В общем, копали теперь конкретно под меня, возможно, искали точки соприкосновения родных, друзей, знакомых и сослуживцев с нарушителем государственных границ. Беседовали со мной сразу три чекиста: двое местных, а один приезжий, из центрального аппарата. Москвич этот приметный был, молодой, лет тридцати пяти, а уже белый от седины, и я на ходу сочинял его историю, – вероятно, выполнял особо важное задание и хватил лиха.
И он же потом проводил меня из здания, сказал на прощанье, чтоб я не волновался, ничего особенного нет, просто идёт плановая проверка сотрудников милиции.
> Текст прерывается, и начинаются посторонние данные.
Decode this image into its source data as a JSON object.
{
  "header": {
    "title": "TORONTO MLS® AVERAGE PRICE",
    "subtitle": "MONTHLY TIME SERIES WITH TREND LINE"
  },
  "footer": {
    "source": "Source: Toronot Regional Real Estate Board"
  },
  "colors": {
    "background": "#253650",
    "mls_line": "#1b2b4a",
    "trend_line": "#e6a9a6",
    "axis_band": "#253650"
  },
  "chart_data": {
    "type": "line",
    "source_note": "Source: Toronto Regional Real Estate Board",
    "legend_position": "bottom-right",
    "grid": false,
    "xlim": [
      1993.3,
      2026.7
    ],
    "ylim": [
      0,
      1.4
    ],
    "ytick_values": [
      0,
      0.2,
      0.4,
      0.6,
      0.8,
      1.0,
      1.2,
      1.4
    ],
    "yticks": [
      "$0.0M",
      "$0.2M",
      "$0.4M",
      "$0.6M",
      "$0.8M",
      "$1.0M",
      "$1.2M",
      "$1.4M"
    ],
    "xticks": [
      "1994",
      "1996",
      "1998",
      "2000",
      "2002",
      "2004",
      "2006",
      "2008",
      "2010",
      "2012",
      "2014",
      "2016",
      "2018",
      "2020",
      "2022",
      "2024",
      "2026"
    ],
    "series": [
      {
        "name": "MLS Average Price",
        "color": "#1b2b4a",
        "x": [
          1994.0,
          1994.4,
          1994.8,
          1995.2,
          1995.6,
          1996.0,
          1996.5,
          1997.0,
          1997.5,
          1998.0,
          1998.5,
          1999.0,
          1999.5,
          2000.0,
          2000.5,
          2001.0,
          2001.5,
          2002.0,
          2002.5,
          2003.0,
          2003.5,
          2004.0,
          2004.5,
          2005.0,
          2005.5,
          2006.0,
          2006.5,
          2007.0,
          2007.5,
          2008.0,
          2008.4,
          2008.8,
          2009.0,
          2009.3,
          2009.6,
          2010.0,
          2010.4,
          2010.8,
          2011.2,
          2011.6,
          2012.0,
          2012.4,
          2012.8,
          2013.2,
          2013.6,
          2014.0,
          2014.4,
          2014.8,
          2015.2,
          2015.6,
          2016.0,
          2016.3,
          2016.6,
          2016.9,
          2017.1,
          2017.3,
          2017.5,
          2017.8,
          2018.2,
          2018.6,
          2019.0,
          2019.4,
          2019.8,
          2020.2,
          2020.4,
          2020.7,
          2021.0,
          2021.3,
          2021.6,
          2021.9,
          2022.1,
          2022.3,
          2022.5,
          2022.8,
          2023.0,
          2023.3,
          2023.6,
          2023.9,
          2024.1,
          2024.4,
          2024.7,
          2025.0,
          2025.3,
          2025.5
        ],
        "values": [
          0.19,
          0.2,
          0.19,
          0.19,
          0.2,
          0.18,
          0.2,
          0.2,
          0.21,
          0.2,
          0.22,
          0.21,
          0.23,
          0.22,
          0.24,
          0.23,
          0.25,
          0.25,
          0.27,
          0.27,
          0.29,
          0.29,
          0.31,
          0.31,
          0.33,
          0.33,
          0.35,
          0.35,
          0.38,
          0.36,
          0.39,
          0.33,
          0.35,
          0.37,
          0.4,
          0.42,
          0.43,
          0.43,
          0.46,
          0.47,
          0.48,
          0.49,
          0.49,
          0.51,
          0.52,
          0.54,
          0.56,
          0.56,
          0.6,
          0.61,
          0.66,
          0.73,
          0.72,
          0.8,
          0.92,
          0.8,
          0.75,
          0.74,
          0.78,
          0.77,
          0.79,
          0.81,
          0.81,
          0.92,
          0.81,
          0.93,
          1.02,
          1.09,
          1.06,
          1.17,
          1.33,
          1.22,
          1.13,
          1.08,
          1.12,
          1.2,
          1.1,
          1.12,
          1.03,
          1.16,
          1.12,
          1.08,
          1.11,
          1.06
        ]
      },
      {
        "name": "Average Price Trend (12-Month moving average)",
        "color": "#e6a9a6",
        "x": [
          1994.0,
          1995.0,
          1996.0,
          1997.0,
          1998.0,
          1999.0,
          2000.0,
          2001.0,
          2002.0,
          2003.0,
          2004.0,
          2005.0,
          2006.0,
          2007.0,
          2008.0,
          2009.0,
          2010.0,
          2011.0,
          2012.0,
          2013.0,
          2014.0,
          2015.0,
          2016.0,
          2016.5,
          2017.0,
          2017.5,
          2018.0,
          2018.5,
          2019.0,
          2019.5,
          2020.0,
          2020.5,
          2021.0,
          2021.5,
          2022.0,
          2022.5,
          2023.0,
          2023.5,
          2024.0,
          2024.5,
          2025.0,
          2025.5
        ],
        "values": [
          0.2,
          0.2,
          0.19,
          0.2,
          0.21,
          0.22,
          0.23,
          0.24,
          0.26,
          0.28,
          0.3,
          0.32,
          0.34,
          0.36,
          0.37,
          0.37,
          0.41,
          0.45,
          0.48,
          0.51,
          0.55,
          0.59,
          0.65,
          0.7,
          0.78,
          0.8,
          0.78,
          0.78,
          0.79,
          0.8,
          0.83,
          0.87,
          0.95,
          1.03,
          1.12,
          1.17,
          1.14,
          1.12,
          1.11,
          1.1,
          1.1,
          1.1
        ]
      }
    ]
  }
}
Мол, криминальный элемент всегда липнет к работникам органов, заводит знакомства, чтоб делать свои чёрные дела, а мы-де, отслеживаем и отсекаем коварных злодеев. И опровергая свои же слова, добавил по-свойски, что вопрос с увольнением будет решён положительно, если я так хочу, и ещё пожелал всяческих успехов на ниве литературы.
Душевным, симпатичным человеком оказался этот седой, ну свой в доску парень, только вот не предупредил, что теперь за мной установлено наружное наблюдение, которое я засёк через десять минут, как вышел из управления. Невзрачный человечек топал за мной и тосковал на скамеечках в сквере около двух часов, пока я ждал, когда Надежда выйдет с дочкой на прогулку. Потом первого наблюдателя сменил папаша с коляской и учебниками, – под семейного студента работал (а может, таковым и был). Далее пост принял скучающий пенсионер с авоськой (комитетчики знали, что я хорошо знаком с оперативной работой и замену игроков делали часто, чтоб не примелькались). Наконец Надежда вышла одна и застучала каблучками к магазину. Я просто встал у неё на пути и увидел полное безразличие в её глазах.
– Вот теперь я свободен, – сказал я. – И от тебя тоже.
Ещё неделю уже открыто (но под неусыпным наблюдением) жил и работал всласть у Олега Жукова, с которым учились в техникуме, но тут приехала его жена, сказала, чтоб я не сводил с ума её мужа (глядя на меня, он начал кропать приключенческие рассказы). И тогда из спортивного интереса я решил поиграть с чекистами в прятки и уйти из-под слежки. Пеший «хвост» скинул в городе, а сам через Анжеро-Судженск, окольными путями, приехал в Зырянское, и ночью пришёл к единомышленнику и верному другу Володе Федосееву, который спрятал меня в своей охотничьей избушке и контролировал изменение обстановки в «миру».
Здесь я начал свой первый роман, который сначала был небольшой повестью и назывался «Хождение за Словом» (позже переименован поэтом Сергеем Викуловым, бывшим тогда главным редактором журнала «Наш современник», просто в «Слово»). Толчком послужила история, произошедшая ещё в семидесятом году, когда я был на практике в Ангарской экспедиции. Начальник отряда послал меня в рекогносцировочный маршрут за пятнадцать километров, в конце которого я должен был задать точку для бурения скважины.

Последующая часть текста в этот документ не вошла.